On Simplicity

Again and again I see designs that are just... wrong. Given the choice between doing it right and doing it simple, the choice is 'simple'. I'm not the only one to notice this.

Unix is a traditional example. It's as simple as possible. Look at the file API. Let's say that you want to read some data. You can read(2) it. If we're streaming the whole file in, a bit of prefetching would be nice. If we're trying to read regularly-sized records from all over a file, we want different behaviour. The API ignores the notion of record sizes and advance knowledge of access patterns. Any optimisation has to be heuristic.

Perhaps worse is atomic file update. Also known as: Write to new file, hard-link old file to back-up file, move new file over old file. Moreover, there's magic in the semantics of the file system to make this work: the writes to the file should be committed to disk before the move is, so that you don't get a partially-written file in the case of a crash. Ugly hacks to do a conceptually simple operation.

Or look at TCP/IP. The internet's favourite way of distributing video. There's no quality of service built into basic TCP/IP, and a packet-switched network is just the wrong solution for that kind of problem.

Way back, PalmOS was another example (like MacOS before it) - a co-operatively multitasking OS. Simple to design and implement, great for lightweight hardware, able to beat its pre-emptively multitasked competitors, but you know that in the end it'll be running on more powerful hardware doing more complex things, where the original design looks horrendously underpowered.

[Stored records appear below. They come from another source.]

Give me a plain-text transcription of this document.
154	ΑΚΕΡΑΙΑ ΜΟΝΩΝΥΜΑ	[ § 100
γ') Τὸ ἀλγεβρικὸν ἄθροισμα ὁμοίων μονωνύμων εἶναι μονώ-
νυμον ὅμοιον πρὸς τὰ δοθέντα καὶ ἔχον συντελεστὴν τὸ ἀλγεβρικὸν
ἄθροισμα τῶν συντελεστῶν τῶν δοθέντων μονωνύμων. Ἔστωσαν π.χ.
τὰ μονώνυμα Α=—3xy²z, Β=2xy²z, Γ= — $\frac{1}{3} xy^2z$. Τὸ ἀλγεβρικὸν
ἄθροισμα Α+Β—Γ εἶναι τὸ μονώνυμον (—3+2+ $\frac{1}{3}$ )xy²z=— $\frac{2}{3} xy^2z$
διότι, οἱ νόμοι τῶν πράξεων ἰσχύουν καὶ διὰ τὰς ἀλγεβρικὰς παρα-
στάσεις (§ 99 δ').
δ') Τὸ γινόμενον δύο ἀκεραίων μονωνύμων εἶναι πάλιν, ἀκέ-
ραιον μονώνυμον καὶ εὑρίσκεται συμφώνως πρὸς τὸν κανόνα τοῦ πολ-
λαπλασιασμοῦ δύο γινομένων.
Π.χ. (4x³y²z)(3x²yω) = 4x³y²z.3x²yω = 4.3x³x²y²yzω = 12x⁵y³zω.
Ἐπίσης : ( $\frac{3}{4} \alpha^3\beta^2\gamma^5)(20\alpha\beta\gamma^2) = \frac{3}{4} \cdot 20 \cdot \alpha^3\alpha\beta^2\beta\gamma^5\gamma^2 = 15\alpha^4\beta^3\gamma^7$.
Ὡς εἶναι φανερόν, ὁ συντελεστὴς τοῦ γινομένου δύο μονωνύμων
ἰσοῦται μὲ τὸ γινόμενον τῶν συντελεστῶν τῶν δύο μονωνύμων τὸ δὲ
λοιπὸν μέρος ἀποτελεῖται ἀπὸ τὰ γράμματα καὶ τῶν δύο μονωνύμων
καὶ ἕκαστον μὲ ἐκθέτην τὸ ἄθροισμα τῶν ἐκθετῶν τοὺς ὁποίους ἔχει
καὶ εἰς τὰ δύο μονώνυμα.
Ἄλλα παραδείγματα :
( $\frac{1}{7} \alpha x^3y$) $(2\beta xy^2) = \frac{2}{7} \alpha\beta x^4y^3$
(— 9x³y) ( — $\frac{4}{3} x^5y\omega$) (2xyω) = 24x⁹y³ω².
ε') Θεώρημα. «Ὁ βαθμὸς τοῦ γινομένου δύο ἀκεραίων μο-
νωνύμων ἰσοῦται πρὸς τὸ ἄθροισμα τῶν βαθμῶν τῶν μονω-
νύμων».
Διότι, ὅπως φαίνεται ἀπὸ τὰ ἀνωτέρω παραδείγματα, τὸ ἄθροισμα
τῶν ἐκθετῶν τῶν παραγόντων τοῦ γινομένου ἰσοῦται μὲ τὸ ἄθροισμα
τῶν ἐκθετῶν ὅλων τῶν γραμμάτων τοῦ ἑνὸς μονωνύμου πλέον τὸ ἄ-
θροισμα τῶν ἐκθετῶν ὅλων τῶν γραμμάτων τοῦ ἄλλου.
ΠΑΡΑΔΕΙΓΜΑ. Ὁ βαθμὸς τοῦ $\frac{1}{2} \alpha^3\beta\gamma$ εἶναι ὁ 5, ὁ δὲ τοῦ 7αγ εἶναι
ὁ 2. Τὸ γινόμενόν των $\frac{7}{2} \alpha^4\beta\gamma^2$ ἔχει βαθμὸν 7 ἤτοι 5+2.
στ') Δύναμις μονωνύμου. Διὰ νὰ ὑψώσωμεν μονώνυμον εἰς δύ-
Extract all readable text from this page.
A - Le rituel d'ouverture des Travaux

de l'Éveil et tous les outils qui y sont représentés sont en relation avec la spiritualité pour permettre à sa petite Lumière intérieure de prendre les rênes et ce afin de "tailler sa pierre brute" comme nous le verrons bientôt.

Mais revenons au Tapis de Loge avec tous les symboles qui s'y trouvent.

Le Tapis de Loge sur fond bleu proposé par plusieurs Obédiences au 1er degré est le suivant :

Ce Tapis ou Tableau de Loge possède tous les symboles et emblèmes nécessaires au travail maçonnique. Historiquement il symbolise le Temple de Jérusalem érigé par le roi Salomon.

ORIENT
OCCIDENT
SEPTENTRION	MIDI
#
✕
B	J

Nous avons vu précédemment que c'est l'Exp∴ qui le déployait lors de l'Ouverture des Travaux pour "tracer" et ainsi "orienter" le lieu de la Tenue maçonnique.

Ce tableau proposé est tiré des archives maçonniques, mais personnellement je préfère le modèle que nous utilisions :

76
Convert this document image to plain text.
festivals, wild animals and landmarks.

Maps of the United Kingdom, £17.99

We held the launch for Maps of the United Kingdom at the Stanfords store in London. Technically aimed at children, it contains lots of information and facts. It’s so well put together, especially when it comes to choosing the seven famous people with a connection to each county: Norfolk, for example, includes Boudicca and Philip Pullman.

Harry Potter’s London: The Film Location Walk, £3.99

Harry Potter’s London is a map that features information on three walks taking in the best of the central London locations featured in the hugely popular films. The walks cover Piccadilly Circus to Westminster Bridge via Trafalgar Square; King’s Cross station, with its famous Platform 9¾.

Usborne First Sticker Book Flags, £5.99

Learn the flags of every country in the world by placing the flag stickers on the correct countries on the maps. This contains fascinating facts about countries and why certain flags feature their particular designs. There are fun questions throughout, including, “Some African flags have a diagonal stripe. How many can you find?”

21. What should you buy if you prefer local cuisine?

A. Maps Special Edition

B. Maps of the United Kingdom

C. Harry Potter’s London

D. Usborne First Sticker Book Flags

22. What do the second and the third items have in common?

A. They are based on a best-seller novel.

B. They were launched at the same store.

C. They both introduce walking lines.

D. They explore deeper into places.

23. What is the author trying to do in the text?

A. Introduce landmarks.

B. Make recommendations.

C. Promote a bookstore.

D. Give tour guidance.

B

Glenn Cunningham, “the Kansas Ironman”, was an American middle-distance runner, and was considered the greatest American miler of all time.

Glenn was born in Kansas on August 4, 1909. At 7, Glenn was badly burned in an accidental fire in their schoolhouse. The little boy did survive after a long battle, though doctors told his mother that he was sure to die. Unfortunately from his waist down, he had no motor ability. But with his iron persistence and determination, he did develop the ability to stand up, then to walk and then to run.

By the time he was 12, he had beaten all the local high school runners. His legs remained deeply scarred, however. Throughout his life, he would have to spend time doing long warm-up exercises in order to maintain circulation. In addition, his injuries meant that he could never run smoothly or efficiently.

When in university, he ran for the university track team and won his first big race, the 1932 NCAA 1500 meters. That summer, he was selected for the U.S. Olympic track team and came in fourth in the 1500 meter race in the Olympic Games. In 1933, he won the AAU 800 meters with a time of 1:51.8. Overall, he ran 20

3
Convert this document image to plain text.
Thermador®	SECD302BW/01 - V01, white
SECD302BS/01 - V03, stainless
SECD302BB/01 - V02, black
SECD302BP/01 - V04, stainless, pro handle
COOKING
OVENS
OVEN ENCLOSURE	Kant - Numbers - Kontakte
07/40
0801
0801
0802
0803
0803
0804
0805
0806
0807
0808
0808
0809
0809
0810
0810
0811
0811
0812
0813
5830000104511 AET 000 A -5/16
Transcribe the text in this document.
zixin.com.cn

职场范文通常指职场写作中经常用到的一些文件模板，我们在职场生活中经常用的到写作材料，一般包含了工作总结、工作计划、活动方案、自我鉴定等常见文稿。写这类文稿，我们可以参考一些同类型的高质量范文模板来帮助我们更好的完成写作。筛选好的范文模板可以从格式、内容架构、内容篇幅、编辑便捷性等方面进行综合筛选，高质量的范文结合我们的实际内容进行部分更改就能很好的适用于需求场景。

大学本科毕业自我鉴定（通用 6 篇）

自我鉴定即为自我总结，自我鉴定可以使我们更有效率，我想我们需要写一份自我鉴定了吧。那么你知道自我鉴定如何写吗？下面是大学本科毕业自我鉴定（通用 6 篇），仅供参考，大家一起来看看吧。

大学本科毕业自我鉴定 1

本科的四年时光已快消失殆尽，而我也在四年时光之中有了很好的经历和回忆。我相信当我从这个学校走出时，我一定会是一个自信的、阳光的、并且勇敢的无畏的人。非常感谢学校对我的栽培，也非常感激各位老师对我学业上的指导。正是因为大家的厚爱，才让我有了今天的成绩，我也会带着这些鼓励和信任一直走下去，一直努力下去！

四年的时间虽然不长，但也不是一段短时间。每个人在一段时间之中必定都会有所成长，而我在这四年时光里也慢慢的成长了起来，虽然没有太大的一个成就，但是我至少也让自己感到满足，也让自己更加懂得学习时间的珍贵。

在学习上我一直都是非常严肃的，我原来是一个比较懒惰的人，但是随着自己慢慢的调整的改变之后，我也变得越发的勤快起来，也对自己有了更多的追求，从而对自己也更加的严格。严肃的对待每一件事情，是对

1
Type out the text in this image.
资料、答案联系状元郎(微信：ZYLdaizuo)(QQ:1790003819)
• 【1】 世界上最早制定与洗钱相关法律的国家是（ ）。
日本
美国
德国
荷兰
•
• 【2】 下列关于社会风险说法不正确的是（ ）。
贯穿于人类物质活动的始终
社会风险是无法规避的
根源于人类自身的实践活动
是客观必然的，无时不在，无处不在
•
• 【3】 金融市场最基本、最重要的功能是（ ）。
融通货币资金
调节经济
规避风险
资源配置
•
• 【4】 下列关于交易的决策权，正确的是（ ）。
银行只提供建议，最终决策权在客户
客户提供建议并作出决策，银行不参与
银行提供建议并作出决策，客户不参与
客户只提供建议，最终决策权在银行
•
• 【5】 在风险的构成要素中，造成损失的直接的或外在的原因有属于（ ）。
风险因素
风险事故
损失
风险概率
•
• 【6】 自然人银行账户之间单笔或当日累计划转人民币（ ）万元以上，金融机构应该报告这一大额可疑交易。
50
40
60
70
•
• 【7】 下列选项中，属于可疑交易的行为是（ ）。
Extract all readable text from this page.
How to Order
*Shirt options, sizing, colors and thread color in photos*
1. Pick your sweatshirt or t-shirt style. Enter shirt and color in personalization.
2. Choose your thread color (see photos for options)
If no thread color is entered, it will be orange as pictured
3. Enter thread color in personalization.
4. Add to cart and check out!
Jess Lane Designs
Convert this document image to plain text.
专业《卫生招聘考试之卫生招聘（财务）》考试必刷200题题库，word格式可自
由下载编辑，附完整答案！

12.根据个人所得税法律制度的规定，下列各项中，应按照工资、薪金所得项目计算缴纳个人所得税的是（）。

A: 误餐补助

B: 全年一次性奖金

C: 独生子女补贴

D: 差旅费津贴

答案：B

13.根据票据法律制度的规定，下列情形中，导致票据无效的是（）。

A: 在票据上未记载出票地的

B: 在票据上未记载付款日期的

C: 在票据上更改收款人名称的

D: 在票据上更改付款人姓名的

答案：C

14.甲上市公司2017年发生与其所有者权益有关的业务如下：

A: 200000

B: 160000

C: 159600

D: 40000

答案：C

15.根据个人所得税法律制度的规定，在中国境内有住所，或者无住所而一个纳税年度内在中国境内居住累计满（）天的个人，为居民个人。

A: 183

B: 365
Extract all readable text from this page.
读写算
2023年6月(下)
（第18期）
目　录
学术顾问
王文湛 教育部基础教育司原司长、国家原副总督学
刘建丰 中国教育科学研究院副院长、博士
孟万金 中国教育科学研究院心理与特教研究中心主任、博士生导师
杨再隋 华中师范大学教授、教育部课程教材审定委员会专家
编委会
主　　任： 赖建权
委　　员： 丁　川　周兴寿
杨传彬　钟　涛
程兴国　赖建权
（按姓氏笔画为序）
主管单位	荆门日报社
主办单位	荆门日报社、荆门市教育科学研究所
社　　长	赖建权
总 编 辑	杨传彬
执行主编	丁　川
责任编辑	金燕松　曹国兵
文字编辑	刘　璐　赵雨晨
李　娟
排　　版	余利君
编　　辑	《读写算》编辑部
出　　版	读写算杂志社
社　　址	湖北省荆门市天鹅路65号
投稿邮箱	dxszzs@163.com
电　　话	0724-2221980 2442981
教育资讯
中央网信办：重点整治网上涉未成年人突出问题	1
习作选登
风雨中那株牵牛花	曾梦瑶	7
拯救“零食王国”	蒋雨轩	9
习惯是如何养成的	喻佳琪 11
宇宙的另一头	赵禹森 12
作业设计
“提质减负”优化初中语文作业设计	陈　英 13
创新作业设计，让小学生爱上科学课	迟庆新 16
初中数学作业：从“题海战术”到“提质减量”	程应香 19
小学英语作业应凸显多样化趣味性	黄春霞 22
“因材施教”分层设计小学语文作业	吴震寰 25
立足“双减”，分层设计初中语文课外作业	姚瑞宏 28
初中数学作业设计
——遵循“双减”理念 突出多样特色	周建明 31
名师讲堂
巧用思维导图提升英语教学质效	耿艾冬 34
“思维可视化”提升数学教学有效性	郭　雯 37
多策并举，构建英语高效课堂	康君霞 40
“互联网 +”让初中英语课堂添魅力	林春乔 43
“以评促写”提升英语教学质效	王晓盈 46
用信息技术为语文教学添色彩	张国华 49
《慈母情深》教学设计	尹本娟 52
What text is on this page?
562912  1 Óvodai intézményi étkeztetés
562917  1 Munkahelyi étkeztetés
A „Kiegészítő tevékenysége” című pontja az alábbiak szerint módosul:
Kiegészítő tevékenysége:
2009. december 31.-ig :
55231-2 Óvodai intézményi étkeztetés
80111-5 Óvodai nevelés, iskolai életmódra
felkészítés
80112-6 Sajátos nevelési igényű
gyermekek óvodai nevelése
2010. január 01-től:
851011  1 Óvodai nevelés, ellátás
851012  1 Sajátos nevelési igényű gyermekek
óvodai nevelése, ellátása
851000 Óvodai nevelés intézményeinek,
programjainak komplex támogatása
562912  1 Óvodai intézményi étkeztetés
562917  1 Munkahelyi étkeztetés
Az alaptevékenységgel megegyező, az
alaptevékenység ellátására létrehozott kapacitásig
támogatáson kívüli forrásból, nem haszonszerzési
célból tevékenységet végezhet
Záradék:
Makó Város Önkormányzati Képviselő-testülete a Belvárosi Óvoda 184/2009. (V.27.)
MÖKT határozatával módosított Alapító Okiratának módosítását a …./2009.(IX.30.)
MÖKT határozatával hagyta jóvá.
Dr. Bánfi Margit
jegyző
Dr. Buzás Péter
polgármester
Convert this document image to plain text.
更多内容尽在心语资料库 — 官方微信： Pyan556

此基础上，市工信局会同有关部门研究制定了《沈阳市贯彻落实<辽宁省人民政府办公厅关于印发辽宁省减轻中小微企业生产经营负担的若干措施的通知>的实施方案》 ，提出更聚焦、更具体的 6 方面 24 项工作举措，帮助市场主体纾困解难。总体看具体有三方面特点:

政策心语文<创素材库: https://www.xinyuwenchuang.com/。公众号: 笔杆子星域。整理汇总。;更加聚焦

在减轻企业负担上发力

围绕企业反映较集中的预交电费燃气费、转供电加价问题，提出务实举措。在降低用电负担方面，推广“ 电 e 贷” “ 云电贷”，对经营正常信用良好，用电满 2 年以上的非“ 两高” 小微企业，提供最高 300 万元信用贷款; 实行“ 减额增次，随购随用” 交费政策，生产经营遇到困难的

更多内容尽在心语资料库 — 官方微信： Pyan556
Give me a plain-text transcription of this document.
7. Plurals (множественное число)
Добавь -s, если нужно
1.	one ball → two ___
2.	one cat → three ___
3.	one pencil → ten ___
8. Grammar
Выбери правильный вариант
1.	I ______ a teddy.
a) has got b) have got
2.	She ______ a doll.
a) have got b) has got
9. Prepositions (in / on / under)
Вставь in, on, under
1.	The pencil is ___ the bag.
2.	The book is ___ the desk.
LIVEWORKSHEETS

This is really the key. A complex up-front design will be bad, since you don't understand all the corner cases, people don't want all the infrastructure yet, the current hardware can't really support it, and you'll be trounced in the marketplace by a simple design that works right now.

Real good design is one that can evolve. Unix started off life as an OS for an impressively under-spec'd machine. Amongst other limitations, one thread per process, no real-time guarantees, uniprocessor model, certainly no graphics or networking. Even when Unix had been extended, Linux started as an x86-specific (and uni-processor) monolithic kernel Unix clone. Somehow, the design has extended in a way that has not fundamentally compromised it. Sure, it's warty, but it's somehow scaled. TCP/IP's not dissimilar. Despite its grimness, video over TCP/IP is working out mostly ok.

Sometimes, even ignoring the evolution over time, doing the simple wrong thing is better than the right thing. When I heard about Erlang's error model (basically, 'if something goes wrong, explode, and have a hierarchy of processors that can deal with children exploding rather than attempting to recover), I was horrified. However, it sounds like the right thing, in the end. Error handling is tricky to write, tricky to test, and errors in error handling could make for a nice cascading failure. Playing it dumb may make it more safe and reliable than trying to think hard.

Einstein's maxim to make it as simple as possible, but no simpler, seems to have some relevance. The lesson is, make it simpler than you think 'possible' would be - you might be surprised. On the other hand, make it extensible, so that success and scope-creep doesn't induce long-term failure.

Posted 2012-02-27.